Oppenheimer praised it directly. Piaget’s statistics, he noted, “consist of one or two cases. He has just a story.” And yet Piaget had “added greatly to our understanding.”
He has given us something of which to inquire whether it is right.
This is the function of analogy at the generative stage. You don’t need certainty. You need structure in the form of a picture, a model or a story that organizes experience and tells you what to look for.
The Babylonians could predict eclipses without celestial mechanics. They observed when things happened and extracted patterns through what we might recognize as harmonic analysis. They got so good that their methods were still in use in India up until the last century, predicting eclipses within 30 minutes. Eventually, celestial mechanics gave us a structural understanding that could be extended, refined and corrected.
Piaget's developmental stages may not be exactly right, but they make phenomena visible. Before Piaget, you might watch a child insist that a tall thin glass holds more water than a short wide one, even after watching you pour from one to the other. You'd think the child was confused or not paying attention. Piaget provided the framework that the child hasn't yet developed conservation of quantity. Now the error is interesting. Now you can ask when and how that capacity develops. The story creates the possibility of surprise.
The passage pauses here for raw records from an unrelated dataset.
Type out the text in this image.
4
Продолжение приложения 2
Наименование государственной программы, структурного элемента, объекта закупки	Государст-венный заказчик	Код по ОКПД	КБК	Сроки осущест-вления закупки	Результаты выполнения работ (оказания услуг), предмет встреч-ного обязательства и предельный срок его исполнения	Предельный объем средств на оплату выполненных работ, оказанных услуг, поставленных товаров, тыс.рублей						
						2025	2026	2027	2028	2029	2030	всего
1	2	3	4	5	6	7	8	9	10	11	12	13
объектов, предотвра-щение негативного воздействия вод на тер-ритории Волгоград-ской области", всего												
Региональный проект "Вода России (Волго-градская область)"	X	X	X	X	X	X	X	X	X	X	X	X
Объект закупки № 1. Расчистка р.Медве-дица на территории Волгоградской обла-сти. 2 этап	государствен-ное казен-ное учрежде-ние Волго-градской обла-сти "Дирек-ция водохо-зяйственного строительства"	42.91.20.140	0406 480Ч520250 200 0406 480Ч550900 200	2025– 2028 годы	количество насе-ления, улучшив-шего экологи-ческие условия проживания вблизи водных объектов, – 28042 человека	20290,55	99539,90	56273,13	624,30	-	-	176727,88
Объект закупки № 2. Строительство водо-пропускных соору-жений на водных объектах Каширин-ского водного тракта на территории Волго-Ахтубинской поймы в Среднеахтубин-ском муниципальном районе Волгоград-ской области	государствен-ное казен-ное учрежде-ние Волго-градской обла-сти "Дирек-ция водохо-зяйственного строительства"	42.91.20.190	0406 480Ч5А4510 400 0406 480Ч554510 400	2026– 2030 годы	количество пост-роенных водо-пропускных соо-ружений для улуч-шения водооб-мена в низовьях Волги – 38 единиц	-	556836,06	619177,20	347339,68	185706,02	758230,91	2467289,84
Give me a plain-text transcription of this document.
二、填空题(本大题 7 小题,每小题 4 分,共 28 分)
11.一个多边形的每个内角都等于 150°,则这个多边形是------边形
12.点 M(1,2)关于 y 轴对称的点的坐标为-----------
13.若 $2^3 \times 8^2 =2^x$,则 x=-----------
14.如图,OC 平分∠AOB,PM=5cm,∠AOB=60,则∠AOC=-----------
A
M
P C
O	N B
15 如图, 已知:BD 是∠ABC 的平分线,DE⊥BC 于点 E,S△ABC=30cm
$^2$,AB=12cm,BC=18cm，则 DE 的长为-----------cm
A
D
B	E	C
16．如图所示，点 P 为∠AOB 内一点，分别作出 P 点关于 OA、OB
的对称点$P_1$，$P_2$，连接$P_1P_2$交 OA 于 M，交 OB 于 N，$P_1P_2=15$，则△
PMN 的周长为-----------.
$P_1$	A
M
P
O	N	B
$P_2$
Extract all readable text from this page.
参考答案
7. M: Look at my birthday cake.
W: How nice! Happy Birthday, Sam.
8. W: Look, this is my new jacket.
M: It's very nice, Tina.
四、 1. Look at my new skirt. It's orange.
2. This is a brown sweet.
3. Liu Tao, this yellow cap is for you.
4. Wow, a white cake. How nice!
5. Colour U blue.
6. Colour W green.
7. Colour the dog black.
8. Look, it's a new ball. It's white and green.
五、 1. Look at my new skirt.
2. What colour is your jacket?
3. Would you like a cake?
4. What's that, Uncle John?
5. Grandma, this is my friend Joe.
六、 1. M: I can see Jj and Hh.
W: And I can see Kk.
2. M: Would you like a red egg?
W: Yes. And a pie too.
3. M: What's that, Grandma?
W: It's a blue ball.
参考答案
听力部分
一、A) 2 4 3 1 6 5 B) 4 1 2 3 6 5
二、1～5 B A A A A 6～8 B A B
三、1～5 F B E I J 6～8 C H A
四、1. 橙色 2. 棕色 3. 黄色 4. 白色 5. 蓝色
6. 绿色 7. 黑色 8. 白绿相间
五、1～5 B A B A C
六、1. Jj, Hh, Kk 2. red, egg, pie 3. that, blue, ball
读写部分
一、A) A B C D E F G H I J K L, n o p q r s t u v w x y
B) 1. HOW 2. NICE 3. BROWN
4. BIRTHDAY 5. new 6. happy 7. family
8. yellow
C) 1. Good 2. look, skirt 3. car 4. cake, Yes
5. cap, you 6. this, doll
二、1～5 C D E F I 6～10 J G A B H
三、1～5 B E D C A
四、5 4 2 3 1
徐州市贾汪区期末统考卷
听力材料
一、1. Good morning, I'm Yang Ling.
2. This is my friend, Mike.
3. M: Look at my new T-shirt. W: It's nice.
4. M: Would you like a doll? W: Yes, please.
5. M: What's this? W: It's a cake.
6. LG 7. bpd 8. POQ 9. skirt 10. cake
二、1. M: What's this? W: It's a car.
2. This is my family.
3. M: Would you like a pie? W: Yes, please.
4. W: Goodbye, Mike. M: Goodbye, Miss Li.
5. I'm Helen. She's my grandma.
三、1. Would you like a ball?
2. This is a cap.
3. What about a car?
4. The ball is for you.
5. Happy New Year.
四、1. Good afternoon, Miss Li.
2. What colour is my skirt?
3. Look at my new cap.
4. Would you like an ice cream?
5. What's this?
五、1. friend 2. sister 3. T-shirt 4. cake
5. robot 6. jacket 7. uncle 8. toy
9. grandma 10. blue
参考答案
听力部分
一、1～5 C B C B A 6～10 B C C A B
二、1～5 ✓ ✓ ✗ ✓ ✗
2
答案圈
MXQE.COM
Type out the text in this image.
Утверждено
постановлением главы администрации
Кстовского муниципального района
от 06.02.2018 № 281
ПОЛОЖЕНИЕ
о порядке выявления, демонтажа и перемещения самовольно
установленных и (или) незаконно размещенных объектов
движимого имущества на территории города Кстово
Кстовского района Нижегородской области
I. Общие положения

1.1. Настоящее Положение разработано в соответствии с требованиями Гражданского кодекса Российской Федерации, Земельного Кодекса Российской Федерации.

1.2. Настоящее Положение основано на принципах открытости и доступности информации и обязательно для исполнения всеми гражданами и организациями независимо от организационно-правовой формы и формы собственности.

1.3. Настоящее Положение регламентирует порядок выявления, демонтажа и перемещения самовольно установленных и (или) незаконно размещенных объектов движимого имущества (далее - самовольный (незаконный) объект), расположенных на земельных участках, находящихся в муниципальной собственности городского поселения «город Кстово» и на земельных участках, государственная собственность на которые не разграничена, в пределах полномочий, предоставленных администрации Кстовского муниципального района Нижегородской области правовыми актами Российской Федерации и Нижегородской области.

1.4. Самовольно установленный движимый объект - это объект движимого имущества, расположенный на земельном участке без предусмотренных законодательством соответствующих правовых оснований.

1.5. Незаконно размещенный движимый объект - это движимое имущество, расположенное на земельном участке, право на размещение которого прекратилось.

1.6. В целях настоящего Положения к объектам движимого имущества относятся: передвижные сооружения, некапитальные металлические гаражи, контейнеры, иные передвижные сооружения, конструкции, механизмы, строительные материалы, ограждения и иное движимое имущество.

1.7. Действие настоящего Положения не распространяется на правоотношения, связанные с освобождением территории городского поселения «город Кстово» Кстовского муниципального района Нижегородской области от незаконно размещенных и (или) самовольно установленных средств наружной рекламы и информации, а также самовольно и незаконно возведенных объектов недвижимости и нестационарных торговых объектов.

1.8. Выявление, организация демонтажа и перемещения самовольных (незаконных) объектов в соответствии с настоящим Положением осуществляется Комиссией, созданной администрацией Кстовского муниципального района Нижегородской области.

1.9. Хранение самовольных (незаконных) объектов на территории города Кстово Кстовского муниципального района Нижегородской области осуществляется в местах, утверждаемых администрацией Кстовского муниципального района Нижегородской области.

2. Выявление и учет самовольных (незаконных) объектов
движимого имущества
I make this plea not to treat too harshly those who tell you a story, having observed, without having established that they are sure that the story is the whole story and the true story.
The questions matter more than the answers at this stage. They’re what you get when you take the pattern spotting game seriously.
Near the end of his talk, Oppenheimer turned contemplative. If his picture of science was right, scientific life was going to be complicated. Many approaches, many languages and an enormous range from abstract thought to hands-on practice. There would need to be a lot of psychologists, just as there were getting to be a lot of physicists.
But amid all the collaboration, there remained something essential.
When we work alone trying to get something straight, it is right that we belong. And I think in the really decisive thought that advanced the science, loneliness is an essential part.
Piaget watching his daughter figure out object permanence is lonely work. It doesn’t generate publications with p-values. It doesn’t look impressive. But it might be where the actual insight happens.
Oppenheimer closed with a challenge: the texture of life, its momentary beauty and nobility, is worth paying some attention to.
The question is whether we’ll pay it, or keep chasing a physics that no longer exists.